On ne croirait jamais que dix années sont passées là-dessus, tant c’est parfaitement semblable à l’époque qui a précédé le départ d’Étienne. La province seule a le secret de ces temps d’arrêt et il faut l’avoir habitée pour lire avec fruit et pour comprendre dans toute sa finesse et véritable application le conte de la Belle-au-Bois-Dormant.

À Paris, les choses avaient marché d’un bien autre train, et Mme Malsauge rentrait chez elle, un matin, après un bal donné par une de nos illustrations politiques, bal auquel elle n’avait pas pu manquer.

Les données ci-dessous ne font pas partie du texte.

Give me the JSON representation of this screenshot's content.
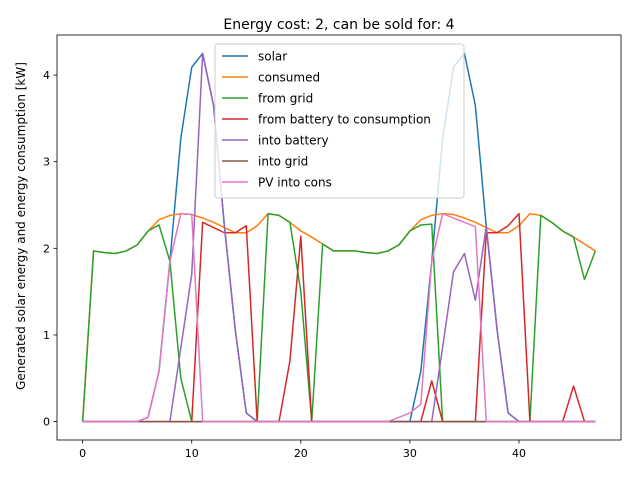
{
  "chart_data": {
    "type": "line",
    "title": "Energy cost: 2, can be sold for: 4",
    "xlabel": "",
    "ylabel": "Generated solar energy and energy consumption [kW]",
    "xlim": [
      -2.35,
      49.35
    ],
    "ylim": [
      -0.2125,
      4.4625
    ],
    "xticks": [
      0,
      10,
      20,
      30,
      40
    ],
    "yticks": [
      0,
      1,
      2,
      3,
      4
    ],
    "grid": false,
    "legend_placement": "upper-center",
    "x": [
      0,
      1,
      2,
      3,
      4,
      5,
      6,
      7,
      8,
      9,
      10,
      11,
      12,
      13,
      14,
      15,
      16,
      17,
      18,
      19,
      20,
      21,
      22,
      23,
      24,
      25,
      26,
      27,
      28,
      29,
      30,
      31,
      32,
      33,
      34,
      35,
      36,
      37,
      38,
      39,
      40,
      41,
      42,
      43,
      44,
      45,
      46,
      47
    ],
    "series": [
      {
        "name": "solar",
        "color": "#1f77b4",
        "values": [
          0,
          0,
          0,
          0,
          0,
          0,
          0.05,
          0.58,
          1.85,
          3.27,
          4.09,
          4.25,
          3.65,
          2.25,
          1.05,
          0.1,
          0,
          0,
          0,
          0,
          0,
          0,
          0,
          0,
          0,
          0,
          0,
          0,
          0,
          0,
          0,
          0.58,
          1.85,
          3.27,
          4.09,
          4.25,
          3.65,
          2.25,
          1.05,
          0.1,
          0,
          0,
          0,
          0,
          0,
          0,
          0,
          0
        ]
      },
      {
        "name": "consumed",
        "color": "#ff7f0e",
        "values": [
          0,
          1.97,
          1.95,
          1.94,
          1.97,
          2.04,
          2.2,
          2.33,
          2.38,
          2.4,
          2.39,
          2.35,
          2.3,
          2.24,
          2.18,
          2.18,
          2.26,
          2.4,
          2.38,
          2.3,
          2.2,
          2.13,
          2.05,
          1.97,
          1.97,
          1.97,
          1.95,
          1.94,
          1.97,
          2.04,
          2.2,
          2.33,
          2.38,
          2.4,
          2.39,
          2.35,
          2.3,
          2.24,
          2.18,
          2.18,
          2.26,
          2.4,
          2.38,
          2.3,
          2.2,
          2.13,
          2.05,
          1.97
        ]
      },
      {
        "name": "from grid",
        "color": "#2ca02c",
        "values": [
          0,
          1.97,
          1.95,
          1.94,
          1.97,
          2.04,
          2.2,
          2.27,
          1.85,
          0.5,
          0,
          0,
          0,
          0,
          0,
          0,
          0,
          2.4,
          2.38,
          2.3,
          1.5,
          0,
          2.05,
          1.97,
          1.97,
          1.97,
          1.95,
          1.94,
          1.97,
          2.04,
          2.2,
          2.27,
          2.28,
          0,
          0,
          0,
          0,
          0,
          0,
          0,
          0,
          0,
          2.38,
          2.3,
          2.2,
          2.13,
          1.64,
          1.97
        ]
      },
      {
        "name": "from battery to consumption",
        "color": "#d62728",
        "values": [
          0,
          0,
          0,
          0,
          0,
          0,
          0,
          0,
          0,
          0,
          0,
          2.3,
          2.24,
          2.18,
          2.18,
          2.26,
          0,
          0,
          0,
          0.7,
          2.14,
          0,
          0,
          0,
          0,
          0,
          0,
          0,
          0,
          0,
          0,
          0,
          0.47,
          0,
          0,
          0,
          0,
          2.18,
          2.18,
          2.26,
          2.4,
          0,
          0,
          0,
          0,
          0.41,
          0,
          0
        ]
      },
      {
        "name": "into battery",
        "color": "#9467bd",
        "values": [
          0,
          0,
          0,
          0,
          0,
          0,
          0,
          0,
          0,
          0.85,
          1.7,
          4.25,
          3.65,
          2.25,
          1.05,
          0.1,
          0,
          0,
          0,
          0,
          0,
          0,
          0,
          0,
          0,
          0,
          0,
          0,
          0,
          0,
          0,
          0,
          0,
          0.86,
          1.73,
          1.94,
          1.4,
          2.25,
          1.05,
          0.1,
          0,
          0,
          0,
          0,
          0,
          0,
          0,
          0
        ]
      },
      {
        "name": "into grid",
        "color": "#8c564b",
        "values": [
          0,
          0,
          0,
          0,
          0,
          0,
          0,
          0,
          0,
          0,
          0,
          0,
          0,
          0,
          0,
          0,
          0,
          0,
          0,
          0,
          0,
          0,
          0,
          0,
          0,
          0,
          0,
          0,
          0,
          0,
          0,
          0,
          0,
          0,
          0,
          0,
          0,
          0,
          0,
          0,
          0,
          0,
          0,
          0,
          0,
          0,
          0,
          0
        ]
      },
      {
        "name": "PV into cons",
        "color": "#e377c2",
        "values": [
          0,
          0,
          0,
          0,
          0,
          0,
          0.05,
          0.58,
          1.85,
          2.4,
          2.39,
          0,
          0,
          0,
          0,
          0,
          0,
          0,
          0,
          0,
          0,
          0,
          0,
          0,
          0,
          0,
          0,
          0,
          0,
          0.05,
          0.1,
          0.2,
          1.85,
          2.4,
          2.35,
          2.3,
          2.25,
          0,
          0,
          0,
          0,
          0,
          0,
          0,
          0,
          0,
          0,
          0
        ]
      }
    ]
  }
}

Elle en revenait le cœur irrité, l’esprit inquiet et bien décidée à tourmenter M. Jussieux, à propos duquel elle venait de beaucoup souffrir.

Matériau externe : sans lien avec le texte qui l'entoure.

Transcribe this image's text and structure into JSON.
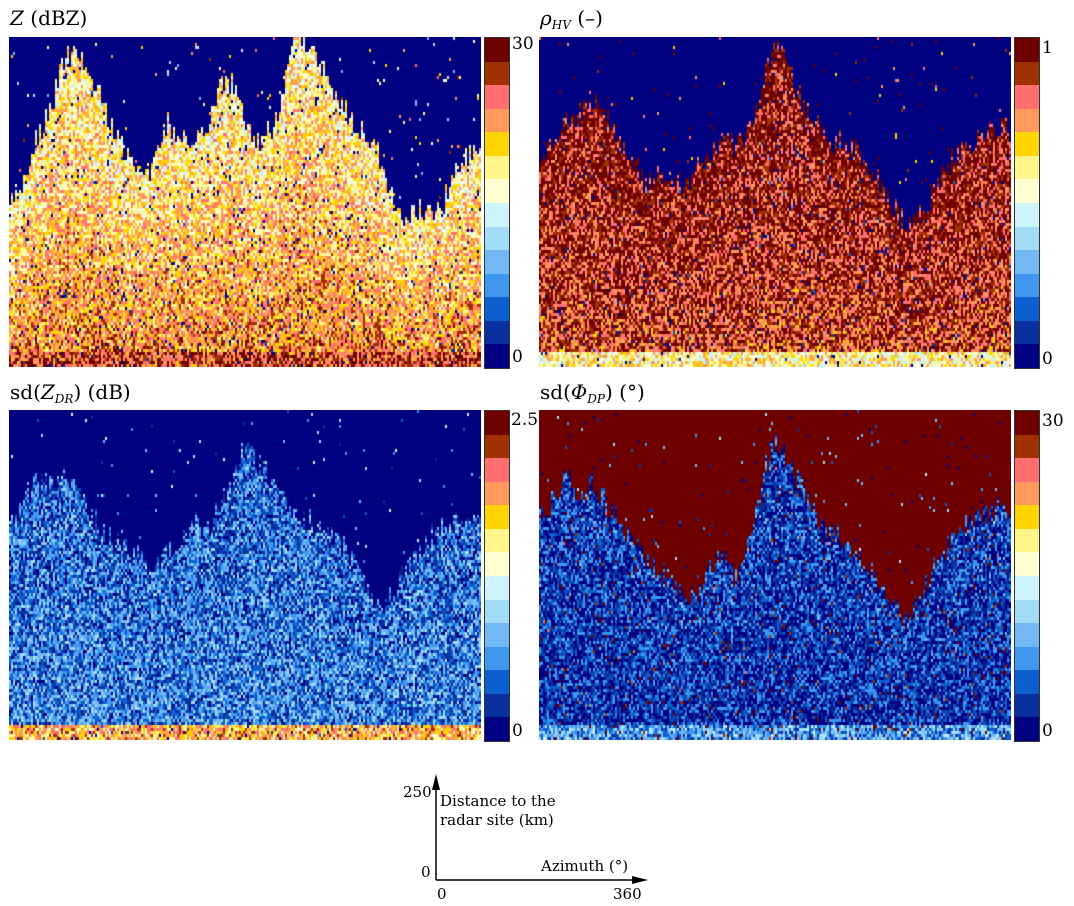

À ce même bal, une des plus intimes amies de la femme du ministre lui avait glissé tout bas cet avertissement affectueux :

— Veillez, chère, il n’est question de rien moins que d’un très riche et très brillant mariage pour Étienne. Le bruit s’en affermit ; on parle déjà des avantages que la cour ferait à M. Jussieux, à ce propos,  etc.,  etc.

Mme Hélène avait fixement regardé la charitable donneuse d’avis ; mais elle paraissait de si bonne foi qu’elle n’avait point osé s’en méfier, et que, en s’en fâchant, elle avait craint de méconnaître une vérité qu’il était de son intérêt de savoir à fond.

On a peu d’amies parmi les femmes, dans le monde où vivait Mme Hélène ; néanmoins, elle avait la naïveté de croire à la sympathie de quelques-unes de celles qui vivaient le plus avant dans son intimité.